Saying that atheists face obvious discrimination and are a "wrongly vilified minority," an anonymous atheist couple took their challenge of reciting the Pledge of Allegiance in schools to the state's highest court.
Lawyers for the couple and the defendant, the Acton-Boxborough Regional School District, presented oral arguments before the Supreme Judicial Court on Wednesday morning.
The atheists, who have three children in the Acton-Boxborough school system, filed suit against the district in Middlesex Superior Court in 2010 that claimed their children's rights under the state's equal protection law are being violated. That challenge failed, and the atheists appealed to the SJC.
"We have a pledge where children every morning are pledging their national unity and loyalty in an indoctrinational format in a way that validates religious god belief as truly patriotic and actually invalidates atheism as second-class citizenry at best and downright unpatriotic at worst," David Niose, a lawyer representing the couple, said during his oral argument.

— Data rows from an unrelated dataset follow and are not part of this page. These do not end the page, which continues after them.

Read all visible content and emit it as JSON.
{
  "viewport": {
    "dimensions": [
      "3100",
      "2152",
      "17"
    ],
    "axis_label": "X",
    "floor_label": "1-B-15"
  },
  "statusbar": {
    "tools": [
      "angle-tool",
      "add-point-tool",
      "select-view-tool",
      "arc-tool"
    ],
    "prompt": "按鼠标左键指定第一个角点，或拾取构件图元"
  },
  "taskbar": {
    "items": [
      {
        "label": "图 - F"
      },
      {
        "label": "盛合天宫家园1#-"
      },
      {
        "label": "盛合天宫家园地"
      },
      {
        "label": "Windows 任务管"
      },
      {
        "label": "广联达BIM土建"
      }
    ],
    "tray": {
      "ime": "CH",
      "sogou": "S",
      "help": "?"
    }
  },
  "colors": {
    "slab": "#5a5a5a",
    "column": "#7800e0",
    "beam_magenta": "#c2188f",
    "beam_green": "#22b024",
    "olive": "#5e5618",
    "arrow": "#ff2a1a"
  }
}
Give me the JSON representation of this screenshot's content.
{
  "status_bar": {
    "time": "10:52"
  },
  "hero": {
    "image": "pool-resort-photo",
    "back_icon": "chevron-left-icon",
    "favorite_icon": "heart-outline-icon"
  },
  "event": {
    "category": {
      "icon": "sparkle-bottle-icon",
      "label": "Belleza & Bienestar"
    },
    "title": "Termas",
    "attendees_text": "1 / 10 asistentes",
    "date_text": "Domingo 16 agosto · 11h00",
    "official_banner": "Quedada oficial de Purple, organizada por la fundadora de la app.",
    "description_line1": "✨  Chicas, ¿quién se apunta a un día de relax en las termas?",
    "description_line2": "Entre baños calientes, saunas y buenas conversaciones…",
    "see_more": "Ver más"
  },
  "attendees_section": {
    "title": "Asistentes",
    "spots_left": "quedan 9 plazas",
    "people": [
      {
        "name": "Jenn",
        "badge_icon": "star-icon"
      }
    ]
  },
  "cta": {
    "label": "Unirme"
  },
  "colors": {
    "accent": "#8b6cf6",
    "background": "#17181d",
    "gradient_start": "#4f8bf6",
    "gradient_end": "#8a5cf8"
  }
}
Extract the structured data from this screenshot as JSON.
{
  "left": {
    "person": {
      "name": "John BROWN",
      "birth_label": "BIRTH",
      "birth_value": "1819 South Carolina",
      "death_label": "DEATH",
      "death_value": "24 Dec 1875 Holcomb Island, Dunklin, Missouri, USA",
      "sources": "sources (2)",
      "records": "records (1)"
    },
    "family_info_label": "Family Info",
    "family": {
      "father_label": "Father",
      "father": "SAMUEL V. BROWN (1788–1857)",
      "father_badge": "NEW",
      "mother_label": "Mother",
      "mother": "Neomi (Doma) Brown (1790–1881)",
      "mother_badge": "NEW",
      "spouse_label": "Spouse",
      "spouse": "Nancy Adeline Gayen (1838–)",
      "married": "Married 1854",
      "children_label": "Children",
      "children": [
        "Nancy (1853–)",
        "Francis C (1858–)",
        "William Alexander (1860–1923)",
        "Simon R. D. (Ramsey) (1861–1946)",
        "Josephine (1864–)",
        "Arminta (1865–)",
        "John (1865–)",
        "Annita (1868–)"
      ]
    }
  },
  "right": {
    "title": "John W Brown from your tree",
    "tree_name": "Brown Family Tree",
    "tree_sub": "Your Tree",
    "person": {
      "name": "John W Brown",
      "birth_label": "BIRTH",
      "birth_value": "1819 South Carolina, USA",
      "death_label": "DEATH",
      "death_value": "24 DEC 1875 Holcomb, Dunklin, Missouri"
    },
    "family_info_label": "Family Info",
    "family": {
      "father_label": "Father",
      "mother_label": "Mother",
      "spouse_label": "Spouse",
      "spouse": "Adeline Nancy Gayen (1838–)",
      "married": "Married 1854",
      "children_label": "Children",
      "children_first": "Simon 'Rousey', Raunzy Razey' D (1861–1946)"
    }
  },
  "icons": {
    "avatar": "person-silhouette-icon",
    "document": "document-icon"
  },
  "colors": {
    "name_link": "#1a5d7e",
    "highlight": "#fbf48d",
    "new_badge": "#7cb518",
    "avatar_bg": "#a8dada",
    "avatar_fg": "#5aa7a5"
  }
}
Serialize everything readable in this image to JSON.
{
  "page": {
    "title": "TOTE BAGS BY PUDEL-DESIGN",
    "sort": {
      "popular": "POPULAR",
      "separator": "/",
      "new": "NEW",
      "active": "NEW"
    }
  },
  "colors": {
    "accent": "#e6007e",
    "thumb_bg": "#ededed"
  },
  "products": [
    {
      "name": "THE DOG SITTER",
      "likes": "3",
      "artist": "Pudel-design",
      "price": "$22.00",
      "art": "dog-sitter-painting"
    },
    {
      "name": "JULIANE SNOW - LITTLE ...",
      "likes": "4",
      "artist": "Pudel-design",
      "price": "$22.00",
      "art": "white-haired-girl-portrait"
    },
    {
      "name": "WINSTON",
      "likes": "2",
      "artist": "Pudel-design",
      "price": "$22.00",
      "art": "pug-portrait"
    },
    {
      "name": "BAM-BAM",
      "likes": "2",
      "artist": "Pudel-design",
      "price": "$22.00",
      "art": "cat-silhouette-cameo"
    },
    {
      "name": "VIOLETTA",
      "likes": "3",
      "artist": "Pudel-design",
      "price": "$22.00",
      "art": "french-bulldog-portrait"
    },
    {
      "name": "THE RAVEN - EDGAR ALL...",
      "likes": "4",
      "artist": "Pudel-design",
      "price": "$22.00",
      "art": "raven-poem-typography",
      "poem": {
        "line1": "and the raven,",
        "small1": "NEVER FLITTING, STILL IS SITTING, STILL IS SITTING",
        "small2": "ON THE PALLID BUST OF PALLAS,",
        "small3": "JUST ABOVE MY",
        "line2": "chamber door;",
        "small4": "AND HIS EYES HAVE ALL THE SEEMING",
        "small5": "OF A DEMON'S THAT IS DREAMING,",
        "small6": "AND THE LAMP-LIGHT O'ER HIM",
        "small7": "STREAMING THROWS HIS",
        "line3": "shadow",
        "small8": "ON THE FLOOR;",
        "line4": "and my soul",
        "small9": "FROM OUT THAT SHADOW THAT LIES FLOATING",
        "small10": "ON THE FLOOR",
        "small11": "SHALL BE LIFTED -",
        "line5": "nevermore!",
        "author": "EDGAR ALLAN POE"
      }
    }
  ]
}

While many challenges to the Pledge of Allegiance, which has contained the words "under God" since 1954, have been brought before various courts and struck down, this case challenges the daily recitation of the pledge under the state equal protection law.
When asked by the justices what the atheists were looking for, Niose said the group would like a declaration that the current practice be ruled unconstitutional.
The state has a law that requires the pledge be recited in public schools during the first class of each school day. However, a court decision in 1977 said that teachers and students cannot be disciplined for not reciting the pledge. The couple's children have not participated in reciting the pledge, lawyers said.
But Niose said that previous court decisions stating that the recitation is voluntary does not make it all right.
"The fact that atheist, humanist children go to school everyday to watch their class conduct an exercise led by the teacher that defines patriotism a certain way that excludes them is certainly not a consolation," Niose said.
Geoffrey Bok, a lawyer representing the school district, pointed out in his argument that the atheists filed no evidence of a student being intimidated for not participating. He also said that there is no mention of religion in the state statute.
"There is no religion bias in the statute. The only mention of religion is in the pledge itself where it does say 'under God.' It is not a prayer. It is not an invocation. ... It's a statement of our political philosophy," he said.
It could be weeks or months before the SJC issues its ruling.